The authors declare the following financial interests/personal relationships which may be considered as potential competing interests: BBH is a co-founder of Mir Biosciences, Inc., a company that develops T cell-based diagnostics/vaccines for infections, cancer, and autoimmunity. No other competing financial interests.

Figures

Fig 1:
Fig. 1
Evolution of SARS-CoV-2 spike (S) in individuals in the general population post-vaccination. Sera sequentially collected from vaccine recipients in the general population were subjected to Western blot analysis. The post-vaccination evolution of SARS-CoV-2 S antibodies for each individual with baseline antibodies to A) SARS-CoV-2 S + N, B) S-only, C) N-only, or D) who were seronegative (red lines represent individuals who never developed S antibodies even after two vaccine doses) determined by image analysis where the S antibody signal was calculated and plotted as a % of control. The x-axis corresponds to number of days post-vaccination. The y-axis corresponds to background subtracted SARS-CoV-2 S signal normalized to the control line for each Western blot. Dashed line, cutoff.

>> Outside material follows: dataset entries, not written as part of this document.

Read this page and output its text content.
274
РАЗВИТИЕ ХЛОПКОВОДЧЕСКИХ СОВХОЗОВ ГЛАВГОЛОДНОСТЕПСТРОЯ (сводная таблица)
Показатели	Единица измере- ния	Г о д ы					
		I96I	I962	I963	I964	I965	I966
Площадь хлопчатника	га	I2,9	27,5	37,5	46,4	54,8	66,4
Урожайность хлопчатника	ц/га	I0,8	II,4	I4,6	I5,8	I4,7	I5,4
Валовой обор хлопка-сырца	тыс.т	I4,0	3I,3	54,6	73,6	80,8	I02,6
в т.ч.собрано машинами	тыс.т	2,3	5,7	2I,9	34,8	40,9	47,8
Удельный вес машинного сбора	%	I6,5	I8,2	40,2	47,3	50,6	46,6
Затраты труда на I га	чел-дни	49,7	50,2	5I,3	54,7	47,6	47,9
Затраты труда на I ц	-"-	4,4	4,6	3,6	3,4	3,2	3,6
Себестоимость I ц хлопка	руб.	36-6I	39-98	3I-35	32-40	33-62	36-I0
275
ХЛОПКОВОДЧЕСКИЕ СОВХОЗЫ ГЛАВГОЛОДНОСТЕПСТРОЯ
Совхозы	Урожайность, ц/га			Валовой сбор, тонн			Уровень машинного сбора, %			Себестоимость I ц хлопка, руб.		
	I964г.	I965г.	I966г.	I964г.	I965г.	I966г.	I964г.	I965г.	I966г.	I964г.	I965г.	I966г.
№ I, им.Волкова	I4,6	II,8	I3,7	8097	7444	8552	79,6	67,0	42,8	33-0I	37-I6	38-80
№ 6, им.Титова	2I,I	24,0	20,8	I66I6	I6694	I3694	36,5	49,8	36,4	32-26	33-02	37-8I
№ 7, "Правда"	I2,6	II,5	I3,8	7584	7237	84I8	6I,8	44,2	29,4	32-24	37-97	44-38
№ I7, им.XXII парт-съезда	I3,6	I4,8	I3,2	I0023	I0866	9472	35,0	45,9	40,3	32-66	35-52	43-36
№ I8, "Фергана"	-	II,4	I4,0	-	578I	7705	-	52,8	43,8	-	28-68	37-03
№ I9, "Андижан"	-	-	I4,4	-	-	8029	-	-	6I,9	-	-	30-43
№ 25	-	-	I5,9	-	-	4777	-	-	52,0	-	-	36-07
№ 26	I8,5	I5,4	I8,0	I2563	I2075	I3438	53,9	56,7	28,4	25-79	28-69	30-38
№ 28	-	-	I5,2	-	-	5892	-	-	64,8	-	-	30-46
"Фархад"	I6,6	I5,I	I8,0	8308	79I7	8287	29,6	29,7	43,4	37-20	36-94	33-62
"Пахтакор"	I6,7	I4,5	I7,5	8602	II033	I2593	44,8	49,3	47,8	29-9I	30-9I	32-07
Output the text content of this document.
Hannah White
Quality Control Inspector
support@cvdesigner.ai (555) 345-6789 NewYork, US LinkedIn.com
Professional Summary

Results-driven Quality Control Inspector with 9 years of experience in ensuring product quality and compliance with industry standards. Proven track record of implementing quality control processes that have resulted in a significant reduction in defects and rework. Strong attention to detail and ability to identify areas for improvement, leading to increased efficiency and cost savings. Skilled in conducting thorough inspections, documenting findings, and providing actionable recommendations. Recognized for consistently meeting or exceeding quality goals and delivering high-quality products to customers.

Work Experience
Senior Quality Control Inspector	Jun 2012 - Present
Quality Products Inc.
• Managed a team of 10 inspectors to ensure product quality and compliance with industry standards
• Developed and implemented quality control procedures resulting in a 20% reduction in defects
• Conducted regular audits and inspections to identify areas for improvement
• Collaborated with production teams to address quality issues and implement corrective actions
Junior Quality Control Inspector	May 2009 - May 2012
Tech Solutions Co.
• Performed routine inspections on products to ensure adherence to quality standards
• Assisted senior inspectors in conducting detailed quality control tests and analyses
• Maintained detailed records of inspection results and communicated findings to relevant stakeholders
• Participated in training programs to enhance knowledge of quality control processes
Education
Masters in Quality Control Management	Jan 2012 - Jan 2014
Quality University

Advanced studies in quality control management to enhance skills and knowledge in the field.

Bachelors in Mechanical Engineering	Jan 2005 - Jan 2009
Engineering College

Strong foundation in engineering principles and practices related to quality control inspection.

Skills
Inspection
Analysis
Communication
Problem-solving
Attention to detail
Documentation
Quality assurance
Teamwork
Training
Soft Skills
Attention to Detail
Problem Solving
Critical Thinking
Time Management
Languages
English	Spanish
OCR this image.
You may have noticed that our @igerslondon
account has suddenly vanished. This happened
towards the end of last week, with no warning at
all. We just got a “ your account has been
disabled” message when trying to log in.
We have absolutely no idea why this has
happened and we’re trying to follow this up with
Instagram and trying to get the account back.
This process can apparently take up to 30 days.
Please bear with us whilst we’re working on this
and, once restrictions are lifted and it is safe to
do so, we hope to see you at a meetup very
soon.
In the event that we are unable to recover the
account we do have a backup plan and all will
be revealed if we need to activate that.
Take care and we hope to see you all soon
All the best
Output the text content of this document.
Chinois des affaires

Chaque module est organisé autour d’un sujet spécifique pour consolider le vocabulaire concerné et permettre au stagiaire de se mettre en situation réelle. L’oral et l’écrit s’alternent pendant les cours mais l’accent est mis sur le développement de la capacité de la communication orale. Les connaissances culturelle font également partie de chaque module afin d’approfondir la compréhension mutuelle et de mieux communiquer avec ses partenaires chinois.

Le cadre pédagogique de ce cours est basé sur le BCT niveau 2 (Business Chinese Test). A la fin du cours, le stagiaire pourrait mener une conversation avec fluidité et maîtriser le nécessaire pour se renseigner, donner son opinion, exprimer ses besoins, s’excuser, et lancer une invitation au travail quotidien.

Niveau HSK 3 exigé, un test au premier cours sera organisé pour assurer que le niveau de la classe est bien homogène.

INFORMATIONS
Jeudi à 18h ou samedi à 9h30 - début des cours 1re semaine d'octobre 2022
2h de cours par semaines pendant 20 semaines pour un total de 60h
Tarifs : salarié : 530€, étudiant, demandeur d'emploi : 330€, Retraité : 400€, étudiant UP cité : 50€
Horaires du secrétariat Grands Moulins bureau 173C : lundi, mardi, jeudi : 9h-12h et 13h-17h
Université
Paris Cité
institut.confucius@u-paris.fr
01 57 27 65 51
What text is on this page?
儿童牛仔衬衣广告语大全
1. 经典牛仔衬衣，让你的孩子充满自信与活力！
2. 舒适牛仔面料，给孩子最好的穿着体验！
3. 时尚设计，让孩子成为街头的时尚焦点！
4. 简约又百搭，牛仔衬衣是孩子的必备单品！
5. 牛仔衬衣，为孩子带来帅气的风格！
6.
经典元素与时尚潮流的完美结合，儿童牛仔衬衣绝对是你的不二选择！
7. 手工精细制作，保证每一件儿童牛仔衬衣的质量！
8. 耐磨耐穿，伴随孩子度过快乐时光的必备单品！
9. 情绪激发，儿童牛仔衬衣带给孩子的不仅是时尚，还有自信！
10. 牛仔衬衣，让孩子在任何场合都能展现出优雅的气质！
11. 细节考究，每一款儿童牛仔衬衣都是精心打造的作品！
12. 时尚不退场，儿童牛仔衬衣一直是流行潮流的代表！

E) Representative image of Western blots for groups of individuals, including loading controls using COVID-19 positive and negative serum.
Fig 2:
Fig. 2
Production of SARS-CoV-2 spike (S) in individuals in the general population post-vaccination. Sera sequentially collected from individuals in the general population were subjected to Western blot analysis. The level of antibody production was determined by subtracting the mean SARS-CoV-2 S antibody signal between baseline and 7-days post-vaccination, 7- and 14-days post-vaccination, and 14- and 84-days post-vaccination. The S signals from each time period were then summed and plotted as a% of total in a stacked format.
Fig 3:
Fig. 3
T cell responses to SARS-CoV-2 nucleocapsid (N) in healthcare workers (HCWs) and individuals in the general populations. Whole blood samples were stimulated with SARS-CoV-2 N, then supernatants were processed via an IFN-γ enzyme-linked immunosorbent assay for A) healthcare workers and B) individuals in the general population who had antibodies to SARS-CoV-2 S + N, N-only, or were seronegative. Responses are expressed as an IU/mL. Dashed line, assay kit cutoff.